Apparently progressives think doctors are bad people who wouldn’t do the right thing.
You are ridiculous. For one thing, I don’t profess to speak for all progressives, nor would I want to. Unlike the small-minded Republicans such as yourself, I place no value on groupthink. Perhaps if you attempted to think for yourself instead of basing everything you believe on what Fox News, Wallbuilders.com, and other such outlets told you to think, you might actually avoid making most of the mistakes you continue to make.
No, it’s not that I think “doctors are bad people who wouldn’t do the right thing.” I think doctors, like anyone else, expect to be compensated for the care they provide, and I wouldn’t expect them to stay in the doctor business long if they were constantly expected to lose money by providing expensive tests of arguably limited utility. I also think that it’s ironic that someone who professes to be pushing “free market” solutions would, in those solutions, suggest that doctors would not be expected to put profits above patients.
And therein lies the conflict of interests that I originally brought up. As one commenter said a while back, for an example of why this plan might not be the best idea, look at what happened when the banking industry was left to regulate itself. Are we to assume that doctors are benevolent altruists while bankers are greedy capitalists? If that’s the case, it doesn’t speak well of your beloved (and fictitious) free market.
You could also expand this to include a hospital and group of doctors who are affiliated with the hospital.

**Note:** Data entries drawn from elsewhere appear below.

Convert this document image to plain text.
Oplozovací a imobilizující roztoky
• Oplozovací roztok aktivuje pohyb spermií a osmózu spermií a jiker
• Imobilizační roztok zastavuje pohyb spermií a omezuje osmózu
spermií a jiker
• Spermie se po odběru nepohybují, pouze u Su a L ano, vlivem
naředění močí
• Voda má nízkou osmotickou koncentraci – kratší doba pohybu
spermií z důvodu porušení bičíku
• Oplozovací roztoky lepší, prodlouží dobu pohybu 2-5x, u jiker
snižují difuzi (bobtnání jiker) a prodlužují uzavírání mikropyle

Fantastic. Now what of people who don’t live within reasonable distance of a top-notch facility and are, instead, treated at a small local hospital? If they need to be seen at UAMS, does the insurance transfer? Or, as I have already asked, why would a doctor who, by nature of his very profession, could assume that you were afflicted with a deadly disease want to insure you?
Your solution is not flawed because of the number of doctors in the pool, genius; it’s flawed because you ask the same people who are providing care to also be the third-party financier of the treatment, thus creating a conflict where, at times, a doctor will have to choose between ordering another MRI (for example) or giving the patient some aspirin and sending him home. Allowing financial considerations to influence this decision, as they must in your solution, creates a situation where care, diagnosis, and even patient-doctor communication is bound to suffer.
To answer the second part, this is ONE solution. This solution may NOT be viable in some places.
You are partially correct, but you need to replace “may” with “is” and “some” with “any.” Then you should append something like “I only suggested it because I really have no clue how much of this works.”